Another trick you can play on yourself is to share the books with other people. Not only does it help to have other people reading the same stuff, you can bounce around the ideas and discuss what you’ve learned (not formally like some kind of book club, but just in light conversation) – I was recently told by a friend how a book I recommended blew their mind (Pragmatic Thinking and Learning) and we talked about some of the concepts from the book like other people might talk about a television show.

One really important thing to do when reading is to notice the hard bits. You’ll hit a section or chapter that doesn’t make sense. It will be hard work. This is a good thing to recognise. Stop for a second and admit that something about this part of the book is tough. It may be that the author didn’t use the right words – it happens. Another explanation is that the section contains something you just don’t know much about yet – so if you read it through and make an effort to understand it, this could well be the most important part of the book for you. The easy stuff might be easy because you already get it, the tough stuff might just be new to you.

None of this is to say that conferences, user groups, informal chats, podcasts, radio shows, and formal training don’t have their place. I am not opposed to any of these as methods of learning – but I don’t think anyone should rule out books because they contain a lot more detail and can be read in your own time. Most other methods of learning skim the surface because they are time-constrained, books are usually as long as they need to be. If you need to put down the book to think about what you just learned, you can. If you want to re-read a section because it didn’t make sense the first time, you can.

If you find it hard to read, it is likely that it isn’t actually because you don’t learn using this method and another method is better (although some people are wordy and other are visual) – the most likely reason you don’t want to read is because it is an effort for you and we all like to be a bit lazy. This was me until I put some discipline around how and when I was reading.
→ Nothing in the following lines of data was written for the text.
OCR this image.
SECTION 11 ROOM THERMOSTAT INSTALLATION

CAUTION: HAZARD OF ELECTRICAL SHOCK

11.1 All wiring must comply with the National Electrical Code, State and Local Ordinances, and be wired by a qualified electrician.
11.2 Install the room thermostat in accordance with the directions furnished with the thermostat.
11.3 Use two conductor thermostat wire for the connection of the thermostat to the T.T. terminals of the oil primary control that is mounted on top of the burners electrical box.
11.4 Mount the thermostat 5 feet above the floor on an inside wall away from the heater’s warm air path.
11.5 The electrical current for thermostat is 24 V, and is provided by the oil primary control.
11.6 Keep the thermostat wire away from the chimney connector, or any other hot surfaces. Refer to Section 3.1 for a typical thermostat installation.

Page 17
So disciplined reading is just a matter of:

  • Allocating time and sticking to it.
  • Keeping track of your books in some kind of list and using the list to inspire and motivate you.
  • Sharing books with other people and strike up conversations about them.
  • Recognising the hard bits and working out if they are the most important.
  • Working through the tough bits (they usually contain the most important stuff for you, which is why they seem tough).
  • Being disciplined about it – it is hard work at first but it gets easier with practice.